Take care, at least when our pet modern science is accepting our culture’s common sense 🙂. And yes, grand-pa was not wrong when he advised to sleep early and wake up early
Research
Extended Wakefulness: Compromised Metabolics in and Degeneration of Locus Ceruleus Neurons
http://www.jneurosci.org/content/34/12/4418
Abstract
Modern society enables a shortening of sleep times, yet long-term consequences of extended wakefulness on the brain are largely unknown. Essential for optimal alertness, locus ceruleus neurons (LCns) are metabolically active neurons that fire at increased rates across sustained wakefulness.

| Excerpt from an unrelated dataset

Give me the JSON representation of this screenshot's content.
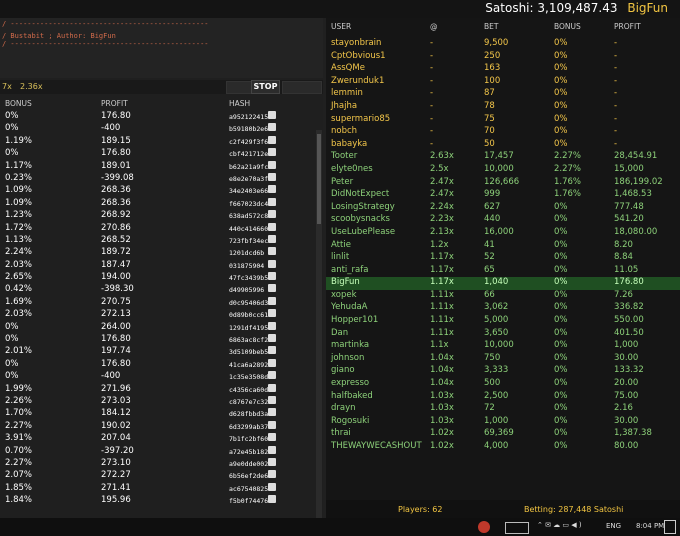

We hypothesized that wakefulness is a metabolic stressor to LCns and that, with extended wakefulness, adaptive mitochondrial metabolic responses fail and injury ensues. The nicotinamide adenine dinucleotide-dependent deacetylase sirtuin type 3 (SirT3) coordinates mitochondrial energy production and redox homeostasis. We find that brief wakefulness upregulates SirT3 and antioxidants in LCns, protecting metabolic homeostasis. Strikingly, mice lacking SirT3 lose the adaptive antioxidant response and incur oxidative injury in LCns across brief wakefulness. When wakefulness is extended for longer durations in wild-type mice, SirT3 protein declines in LCns, while oxidative stress and acetylation of mitochondrial proteins, including electron transport chain complex I proteins, increase. In parallel with metabolic dyshomeostasis, apoptosis is activated and LCns are lost. This work identifies mitochondrial stress in LCns upon wakefulness, highlights an essential role for SirT3 activation in maintaining metabolic homeostasis in LCns across wakefulness, and demonstrates that extended wakefulness results in reduced SirT3 activity and, ultimately, degeneration of LCns.